I realise one can never have enough of these things and appreciate that you've striven for a one-page design that must have its compromises.
But I'd really like at least a second LFO. They are just too useful to have only one and be constrained to a single rate/shape.
Is it possible you'd add another?
If I can do it without changing the panel, I might. I've thought about adding an A/B kinda thing where one panel could control two objects in an expert mode. Thanks for the feedback.
@Sandbags you probably realize this but if you send VOX to the LFO rate, each voice will have a different LFO rate, and all the rates will be mathematically related to each other. I know that's not the same as having two LFOs.
I never get tired of how VOX can make every single module into 2 or 4 or 8 different versions of itself. And the emergent interactions between the modulations in each voice can be very different from each other.
Just coming back to this and considering Aalto now … watching some demos and the same thing pops to mind. In an instrument this versatile being able to have only one LFO feels somehow "limiting". I realise this sounds entirely crazy given how versatile the whole thing is but that's how my mind works.
I guess I am used to Reaktor where I can plaster LFO's all over the place and while that's not necessarily a good thing either I think a happy medium where you have 2 or 3 is kind of a minimum working set for me (much like envelopes). In particular the ability to contrast slow variance and fast variance in the same sound.
Also is it possible to have an "inverse" output for the LFO? Again the ability to have co-varying signals could be interesting.
@christianhuygen I don't follow what you've written although it sounds interesting. If I come back to Kaivo I will check it out. Thanks.

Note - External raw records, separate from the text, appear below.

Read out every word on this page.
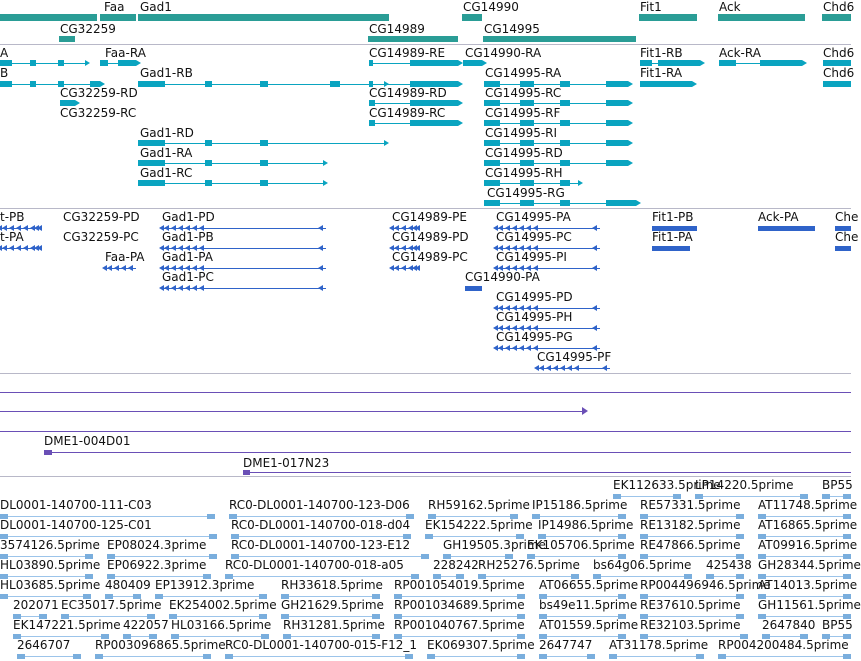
Faa Gad1	CG14990	Fit1	Ack	Chd6
CG32259	CG14989	CG14995
A	Faa-RA	CG14989-RE CG14990-RA	Fit1-RB	Ack-RA	Chd6
B	Gad1-RB	CG14995-RA	Fit1-RA	Chd6
CG32259-RD	CG14989-RD	CG14995-RC
CG32259-RC	CG14989-RC	CG14995-RF
Gad1-RD	CG14995-RI
Gad1-RA	CG14995-RD
Gad1-RC	CG14995-RH
CG14995-RG
t-PB	CG32259-PD Gad1-PD	CG14989-PE CG14995-PA	Fit1-PB	Ack-PA	Che
t-PA	CG32259-PC Gad1-PB	CG14989-PD CG14995-PC	Fit1-PA	Che
Faa-PA Gad1-PA	CG14989-PC CG14995-PI
Gad1-PC	CG14990-PA
CG14995-PD
CG14995-PH
CG14995-PG
CG14995-PF
DME1-004D01
DME1-017N23
EK112633.5prime
LP14220.5prime BP55
DL0001-140700-111-C03	RC0-DL0001-140700-123-D06 RH59162.5prime IP15186.5prime RE57331.5prime AT11748.5prime
DL0001-140700-125-C01	RC0-DL0001-140700-018-d04 EK154222.5prime IP14986.5prime RE13182.5prime AT16865.5prime
3574126.5prime EP08024.3prime RC0-DL0001-140700-123-E12	GH19505.3prime
EK105706.5prime RE47866.5prime AT09916.5prime
HL03890.5prime EP06922.3prime RC0-DL0001-140700-018-a05 228242 RH25276.5prime bs64g06.5prime 425438 GH28344.5prime
HL03685.5prime 480409 EP13912.3prime RH33618.5prime RP001054019.5prime AT06655.5prime RP004496946.5prime
AT14013.5prime
202071 EC35017.5prime EK254002.5prime GH21629.5prime RP001034689.5prime bs49e11.5prime RE37610.5prime GH11561.5prime
EK147221.5prime 422057 HL03166.5prime RH31281.5prime RP001040767.5prime AT01559.5prime RE32103.5prime 2647840 BP55
2646707 RP003096865.5prime RC0-DL0001-140700-015-F12_1 EK069307.5prime 2647747 AT31178.5prime RP004200484.5prime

Have you tried Bitwig as a host? Its modulators make it easy to effectively have an LFO for every parameter you can modulate. I've tested it with Aalto and they work well together. Most any host could be used to set up a bunch of LFOs, but having a good interface as Bitwig does helps a lot.
Anything you can send an LFO to in Aalto you do via the attenuverters—and these give you the ability to invert the LFO and modulate the destination up or down.
The vox technique Christian wrote about also works in Aalto.
Thanks for the response.
I'm already invested in Ableton Live and not likely to switch.
I guess I could route external LFO's (e.g. the Max LFO) but that rather spoils the fun of playing in the patcher and, of course, can't be saved into an Aalto patch.
But, fair enough, I'm hearing that dual-LFO it's not part of the roadmap.
p.s. "attenuverter" is a new one on me. I tried searching the Aalto manual and came up empty.
You may or may not have noticed: ENV2 in Aalto has a repeat dial that makes it into another LFO.
Oh sorry re: attenuverter! They're the little dials on patcher outputs. Attenuator + inverter. I could have sworn this was in the manual. Some people started calling hardware modular knobs this originally.
Ah, no I had not appreciated the repeat dial function. I'll have a look at the manual on that. Thank you. As an aside do you know if any presets do this? I've sampled a reasonable number and haven't come across any yet. (I am enjoying a lot of the machines though, this is the kind of stuff I built in Reaktor and looking forward to playing with this approach in Aalto).
Re: the manual a small omission and your manuals are really excellent. Where I feel most people often do them as an afterthought yours appear a labour of love and kudos to you for that.
The sequencer can make a good LFO too.
Sometimes I also think about features I’d like but honestly what I enjoy most of Aalto is that is “limiting”. So simple and yet so deep.
And it sounds beautiful.
Thanks for the kind words.
I can't think of any presets offhand that use the repeat dial. The value on it is the frequency in Hz. Turn it up to 1.0 and you should see the output light start blinking. You can set the attack and release to values near 0.5 to get a nice ramp up/down. And the envelope diagram will show you what's going on with the sideways bracket at the bottom showing the repeat duration.